Figure 3. The percentage of initial water (483ml) remaining in the shoe after a given time T [in minutes].
So what did we learn from all of this? Well, there certainly is solid evidence that GORE-TEX® not only keeps the water out, but it also keeps it in. Perhaps that’s not so surprising after all. Yet, I don’t think I expected the two GORE-TEX® shoes to be so water-proof from the inside for so long. That means if they get wet inside, the only way for the water to get out is through the top and through absorption into the socks. So that’s potentially bad news. However, the experiment was probably quite a Schnapsidee indeed because, in reality, running in a shoe applies many forces to it that will help the water escape. So just letting the water seep though the shoe in a static setup—as I used it—is just not representing a real situation. A more realistic experiment would be to go for a quick run around the block before each weighing. That is for example what those folks seem to have done. And that is probably the experiment that I’d need to do next, if ever.
As it stands, GORE-TEX® shoes work great if you use them in conditions where nothing gets in. If you’re wading through rivers and whatnot, you are probably better off with a shoe that drains quickly and easily. You are still going to be wet of course, but there’s a higher probability that you will get dry again quicker if conditions allow for that.

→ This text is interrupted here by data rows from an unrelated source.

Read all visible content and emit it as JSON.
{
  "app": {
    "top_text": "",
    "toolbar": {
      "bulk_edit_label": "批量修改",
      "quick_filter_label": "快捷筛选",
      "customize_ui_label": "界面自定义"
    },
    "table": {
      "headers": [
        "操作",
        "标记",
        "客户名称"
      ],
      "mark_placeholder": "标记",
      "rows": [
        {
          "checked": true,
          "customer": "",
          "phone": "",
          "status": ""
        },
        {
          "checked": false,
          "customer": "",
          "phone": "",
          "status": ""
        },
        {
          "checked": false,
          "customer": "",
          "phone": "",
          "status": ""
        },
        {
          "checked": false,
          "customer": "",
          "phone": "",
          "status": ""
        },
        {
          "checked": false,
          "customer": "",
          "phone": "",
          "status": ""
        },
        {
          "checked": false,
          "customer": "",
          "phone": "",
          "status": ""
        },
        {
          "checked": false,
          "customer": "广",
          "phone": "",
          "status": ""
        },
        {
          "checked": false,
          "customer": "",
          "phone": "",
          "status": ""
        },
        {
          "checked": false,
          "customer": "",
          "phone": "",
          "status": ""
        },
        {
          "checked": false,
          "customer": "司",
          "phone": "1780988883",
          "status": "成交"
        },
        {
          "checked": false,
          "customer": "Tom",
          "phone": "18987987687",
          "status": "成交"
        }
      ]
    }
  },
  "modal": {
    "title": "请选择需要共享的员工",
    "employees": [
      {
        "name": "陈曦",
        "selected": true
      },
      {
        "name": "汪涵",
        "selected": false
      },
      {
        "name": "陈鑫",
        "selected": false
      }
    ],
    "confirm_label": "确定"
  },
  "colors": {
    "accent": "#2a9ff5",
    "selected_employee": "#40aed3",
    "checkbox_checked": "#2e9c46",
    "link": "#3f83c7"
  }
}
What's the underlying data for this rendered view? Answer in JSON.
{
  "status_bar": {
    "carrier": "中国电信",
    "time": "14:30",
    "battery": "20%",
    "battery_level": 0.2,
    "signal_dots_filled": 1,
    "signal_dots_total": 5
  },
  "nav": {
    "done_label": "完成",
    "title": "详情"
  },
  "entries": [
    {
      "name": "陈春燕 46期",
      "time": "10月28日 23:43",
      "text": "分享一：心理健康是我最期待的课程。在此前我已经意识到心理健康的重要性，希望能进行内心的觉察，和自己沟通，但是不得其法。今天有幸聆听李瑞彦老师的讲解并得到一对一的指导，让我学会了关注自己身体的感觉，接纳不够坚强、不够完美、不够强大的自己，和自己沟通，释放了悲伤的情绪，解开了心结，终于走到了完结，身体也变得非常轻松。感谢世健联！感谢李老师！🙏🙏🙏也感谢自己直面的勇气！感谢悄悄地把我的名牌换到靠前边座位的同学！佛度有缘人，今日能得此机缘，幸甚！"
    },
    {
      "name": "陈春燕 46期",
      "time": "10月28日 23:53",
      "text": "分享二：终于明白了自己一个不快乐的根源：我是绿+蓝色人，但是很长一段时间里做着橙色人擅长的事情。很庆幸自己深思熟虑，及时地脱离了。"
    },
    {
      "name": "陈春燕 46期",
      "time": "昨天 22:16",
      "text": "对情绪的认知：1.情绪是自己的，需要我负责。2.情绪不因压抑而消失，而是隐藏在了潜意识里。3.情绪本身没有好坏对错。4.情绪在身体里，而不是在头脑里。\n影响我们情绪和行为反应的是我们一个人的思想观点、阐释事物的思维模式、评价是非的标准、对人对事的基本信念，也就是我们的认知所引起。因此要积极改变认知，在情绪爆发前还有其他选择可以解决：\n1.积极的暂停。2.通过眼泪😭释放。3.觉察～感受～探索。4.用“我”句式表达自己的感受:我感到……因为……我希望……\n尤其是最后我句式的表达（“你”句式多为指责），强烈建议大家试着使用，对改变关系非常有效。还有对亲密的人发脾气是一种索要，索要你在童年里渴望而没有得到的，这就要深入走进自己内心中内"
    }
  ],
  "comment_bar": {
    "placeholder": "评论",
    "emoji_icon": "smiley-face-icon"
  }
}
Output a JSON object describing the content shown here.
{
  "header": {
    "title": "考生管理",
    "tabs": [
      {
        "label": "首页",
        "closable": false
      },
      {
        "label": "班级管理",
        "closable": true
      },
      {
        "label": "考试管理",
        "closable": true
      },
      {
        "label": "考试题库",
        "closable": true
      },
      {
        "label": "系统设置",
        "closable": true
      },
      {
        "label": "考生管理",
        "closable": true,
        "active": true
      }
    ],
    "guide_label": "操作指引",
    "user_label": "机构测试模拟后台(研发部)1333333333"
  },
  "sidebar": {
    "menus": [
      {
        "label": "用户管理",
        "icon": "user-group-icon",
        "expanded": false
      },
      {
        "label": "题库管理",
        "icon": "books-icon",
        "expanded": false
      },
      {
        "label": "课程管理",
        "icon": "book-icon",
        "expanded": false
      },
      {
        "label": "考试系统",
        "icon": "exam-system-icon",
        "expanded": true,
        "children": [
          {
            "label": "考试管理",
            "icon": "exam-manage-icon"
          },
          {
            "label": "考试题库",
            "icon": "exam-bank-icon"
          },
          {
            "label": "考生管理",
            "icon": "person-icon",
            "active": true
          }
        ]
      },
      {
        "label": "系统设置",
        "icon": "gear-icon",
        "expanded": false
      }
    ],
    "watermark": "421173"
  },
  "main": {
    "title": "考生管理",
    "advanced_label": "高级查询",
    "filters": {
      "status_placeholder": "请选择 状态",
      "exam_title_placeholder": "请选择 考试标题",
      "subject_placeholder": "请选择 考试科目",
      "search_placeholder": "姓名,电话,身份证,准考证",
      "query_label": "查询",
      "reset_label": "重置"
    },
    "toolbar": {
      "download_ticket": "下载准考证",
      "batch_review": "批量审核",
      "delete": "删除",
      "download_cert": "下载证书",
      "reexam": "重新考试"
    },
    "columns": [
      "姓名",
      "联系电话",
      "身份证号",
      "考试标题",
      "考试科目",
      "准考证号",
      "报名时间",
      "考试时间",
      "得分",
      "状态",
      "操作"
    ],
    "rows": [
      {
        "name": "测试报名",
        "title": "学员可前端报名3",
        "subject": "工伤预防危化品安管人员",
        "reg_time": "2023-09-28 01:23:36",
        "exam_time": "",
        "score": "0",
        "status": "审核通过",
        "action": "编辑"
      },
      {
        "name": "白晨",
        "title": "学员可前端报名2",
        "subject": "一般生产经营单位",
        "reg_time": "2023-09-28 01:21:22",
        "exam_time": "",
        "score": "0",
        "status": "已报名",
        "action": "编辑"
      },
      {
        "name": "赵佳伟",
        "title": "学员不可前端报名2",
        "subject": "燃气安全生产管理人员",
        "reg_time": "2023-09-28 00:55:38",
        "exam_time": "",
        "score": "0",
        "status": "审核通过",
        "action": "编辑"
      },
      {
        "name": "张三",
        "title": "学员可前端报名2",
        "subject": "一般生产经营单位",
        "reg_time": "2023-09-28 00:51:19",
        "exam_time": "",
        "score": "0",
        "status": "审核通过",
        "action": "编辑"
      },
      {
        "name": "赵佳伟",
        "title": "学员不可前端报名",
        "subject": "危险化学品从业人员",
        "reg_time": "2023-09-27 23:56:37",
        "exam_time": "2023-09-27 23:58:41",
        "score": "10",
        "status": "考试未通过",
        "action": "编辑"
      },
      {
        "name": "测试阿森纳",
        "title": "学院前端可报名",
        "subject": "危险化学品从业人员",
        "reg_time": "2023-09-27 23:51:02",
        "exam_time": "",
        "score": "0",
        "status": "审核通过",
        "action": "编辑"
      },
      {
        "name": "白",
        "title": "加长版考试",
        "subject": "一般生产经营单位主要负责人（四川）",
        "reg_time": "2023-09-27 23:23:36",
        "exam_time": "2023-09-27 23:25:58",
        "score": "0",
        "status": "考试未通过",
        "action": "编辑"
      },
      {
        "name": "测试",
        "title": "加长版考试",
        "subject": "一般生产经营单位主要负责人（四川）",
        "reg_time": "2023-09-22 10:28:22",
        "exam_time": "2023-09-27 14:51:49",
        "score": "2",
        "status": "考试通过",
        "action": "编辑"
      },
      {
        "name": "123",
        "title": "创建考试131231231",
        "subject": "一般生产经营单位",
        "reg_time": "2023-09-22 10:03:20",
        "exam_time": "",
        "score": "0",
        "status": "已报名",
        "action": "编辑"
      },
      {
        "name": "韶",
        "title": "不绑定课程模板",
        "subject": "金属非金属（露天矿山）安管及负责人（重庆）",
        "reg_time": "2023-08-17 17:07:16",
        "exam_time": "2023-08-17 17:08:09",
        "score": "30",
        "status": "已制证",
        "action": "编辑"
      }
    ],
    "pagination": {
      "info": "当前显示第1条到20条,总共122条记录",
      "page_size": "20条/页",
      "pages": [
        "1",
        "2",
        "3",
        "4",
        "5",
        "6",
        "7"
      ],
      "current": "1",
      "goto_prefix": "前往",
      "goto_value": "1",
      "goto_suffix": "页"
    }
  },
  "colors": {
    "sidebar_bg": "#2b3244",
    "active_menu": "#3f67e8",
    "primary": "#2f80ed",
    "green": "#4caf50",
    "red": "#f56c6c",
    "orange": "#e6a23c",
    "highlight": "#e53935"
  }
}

However, it is conceivable that you are staying warmer in a GORE-TEX® shoe even if they are wet inside because there is less water circulation, which would cool your delicate feet down and ruin your run. So once you’ve warmed up what’s inside, it may stay and feel warmer. But that’s a hypothesis at best.
So what shoes should I pick for my next big thing(s)? I still don’t know. Dang! Perhaps I should drink some Schnaps now…
The shoes were selected and purchased on my own. I’m not currently sponsored by any manufacturer and therefore have no conflict of interest. No shoes were harmed in the experiment. They were dried and will go back into service until they die of natural causes. The wooden blocks will be burnt in a campfire to roast s’mores, the aluminum pans will be reused for baking tasty lasagne, and the water was donated to the yard.